6. Image Preprocessing

a. preprocess_imgs: Resizing Images

def preprocess_imgs(set_name, img_size):
    set_new = []
    for img in set_name:
        img = cv2.resize(img, dsize=img_size, interpolation=cv2.INTER_CUBIC)
        set_new.append(img)
    return np.array(set_new)
  • Resizes the input image to a specific size (224x224) required by the model.

b. crop_imgs: Region of Interest (ROI) Extraction

def crop_imgs(set_name, add_pixels_value=0):
    set_new = []
    for img in set_name:
        gray = cv2.cvtColor(img, cv2.COLOR_RGB2GRAY)
        gray = cv2.GaussianBlur(gray, (5, 5), 0)
        thresh = cv2.threshold(gray, 45, 255, cv2.THRESH_BINARY)[1]
        cnts = cv2.findContours(thresh.copy(), cv2.RETR_EXTERNAL, cv2.CHAIN_APPROX_SIMPLE)
        c = max(cnts, key=cv2.contourArea)
        extLeft = tuple(c[c[:, :, 0].argmin()][0])
        extRight = tuple(c[c[:, :, 0].argmax()][0])
        extTop = tuple(c[c[:, :, 1].argmin()][0])
        extBot = tuple(c[c[:, :, 1].argmax()][0])
        new_img = img[extTop[1]:extBot[1], extLeft[0]:extRight[0]].copy()
        set_new.append(new_img)
    return np.array(set_new)
  • This function identifies the region of interest (ROI), cropping only the area where the brain is located for better accuracy.

7. Routes in Flask

a. / Route - Main Page

@app.route('/')
def brain_tumor():
    return render_template('braintumor.html')
  • Displays the main upload form (braintumor.html).

b. /resultbt Route - Prediction

@app.route('/resultbt', methods=['POST'])
def resultbt():
    # 1. Extract user inputs
    firstname = request.form['firstname']
    file = request.files['file']
    
    # 2. Validate image
    if file and allowed_file(file.filename):
        temp_file = tempfile.NamedTemporaryFile(delete=False)
        file.save(temp_file.name)

        # 3. Process Image
        img = cv2.imread(temp_file.name)
        img = crop_imgs([img])
        img = preprocess_imgs([img], (224, 224))

        # 4. Predict
        pred = braintumor_model.predict(img)
        prediction = 'Tumor Detected' if pred[0][0] >= 0.5 else 'No Tumor Detected'
        confidence_score = float(pred[0][0])

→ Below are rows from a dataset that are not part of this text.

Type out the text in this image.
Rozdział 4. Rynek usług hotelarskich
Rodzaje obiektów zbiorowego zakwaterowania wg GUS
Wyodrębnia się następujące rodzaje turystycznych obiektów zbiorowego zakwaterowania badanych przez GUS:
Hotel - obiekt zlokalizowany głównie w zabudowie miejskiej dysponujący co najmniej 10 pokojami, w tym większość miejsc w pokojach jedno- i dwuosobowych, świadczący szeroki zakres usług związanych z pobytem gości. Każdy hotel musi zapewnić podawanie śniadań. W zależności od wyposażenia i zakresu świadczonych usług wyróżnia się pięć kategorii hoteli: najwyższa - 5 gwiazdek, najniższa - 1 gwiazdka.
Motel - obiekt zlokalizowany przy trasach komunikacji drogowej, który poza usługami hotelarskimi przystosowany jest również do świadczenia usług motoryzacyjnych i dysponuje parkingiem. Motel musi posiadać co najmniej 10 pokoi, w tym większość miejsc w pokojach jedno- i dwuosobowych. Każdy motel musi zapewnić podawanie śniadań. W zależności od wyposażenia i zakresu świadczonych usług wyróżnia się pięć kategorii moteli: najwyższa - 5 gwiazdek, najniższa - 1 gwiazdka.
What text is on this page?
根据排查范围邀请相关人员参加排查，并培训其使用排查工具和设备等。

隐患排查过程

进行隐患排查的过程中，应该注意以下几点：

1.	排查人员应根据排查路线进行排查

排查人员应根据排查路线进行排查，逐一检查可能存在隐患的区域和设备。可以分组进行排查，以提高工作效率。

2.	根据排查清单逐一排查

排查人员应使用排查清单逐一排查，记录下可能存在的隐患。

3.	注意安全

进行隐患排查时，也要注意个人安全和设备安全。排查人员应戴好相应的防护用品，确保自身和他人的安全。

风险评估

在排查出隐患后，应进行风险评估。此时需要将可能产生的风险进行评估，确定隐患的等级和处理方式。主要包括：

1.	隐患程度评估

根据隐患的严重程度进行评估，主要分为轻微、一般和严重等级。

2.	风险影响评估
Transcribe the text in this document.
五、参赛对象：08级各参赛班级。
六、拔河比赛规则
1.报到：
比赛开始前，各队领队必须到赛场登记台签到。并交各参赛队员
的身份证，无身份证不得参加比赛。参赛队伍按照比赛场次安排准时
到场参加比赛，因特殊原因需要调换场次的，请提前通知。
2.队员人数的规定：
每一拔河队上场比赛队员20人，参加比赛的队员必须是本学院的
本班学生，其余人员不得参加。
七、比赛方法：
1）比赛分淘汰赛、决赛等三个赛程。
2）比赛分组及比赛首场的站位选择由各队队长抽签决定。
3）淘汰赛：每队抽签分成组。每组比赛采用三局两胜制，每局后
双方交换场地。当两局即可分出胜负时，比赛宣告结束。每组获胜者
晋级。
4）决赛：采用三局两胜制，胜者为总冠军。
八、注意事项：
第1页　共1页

        # 5. Save to MongoDB
        result = {
            "firstname": firstname,
            "prediction": prediction,
            "confidence_score": confidence_score,
            "timestamp": datetime.utcnow()
        }
        collection.insert_one(result)

        # 6. Return Results
        return render_template('resultbt.html', r=prediction)
    else:
        flash('Invalid file format!')
        return redirect(request.url)
  • Step-by-step Flow:
    1. Accept user inputs and uploaded image.
    2. Validate the file format.
    3. Preprocess the image (crop and resize).
    4. Use the CNN model to predict if there is a tumor.πŸš€
    5. Save the prediction and user details to MongoDB.
    6. Return the result.

c. /dbresults Route - Fetch Predictions

@app.route('/dbresults')
def dbresults():
    all_results = collection.find().sort("timestamp", -1)
    tumor_count = sum(1 for r in all_results if r['prediction'] == 'Tumor Detected')
    total_patients = collection.count_documents({})
    return render_template('dbresults.html', total_patients=total_patients, tumor_count=tumor_count)
  • Fetches all predictions from MongoDB and aggregates results (total patients, tumors detected).

8. Running the App

if __name__ == '__main__':
    app.run(debug=True)
  • Runs the Flask application in debug mode.

Summary of Flow

  1. User uploads an MRI image and provides basic details.
  2. Image is preprocessed (cropped, resized) for the CNN model.
  3. The model predicts if a brain tumor is detected or not.
  4. Results are stored in MongoDB and displayed back to the user.
  5. Admins can view all results via the /dbresults route.

Tips

  1. Flask Routes handle user requests (/, /resultbt, /dbresults).
  2. OpenCV helps preprocess images.
  3. MongoDB stores user details and model predictions.
  4. Model Prediction is done via a pre-trained Keras model.
  5. Templates (braintumor.html, resultbt.html) are used to display data.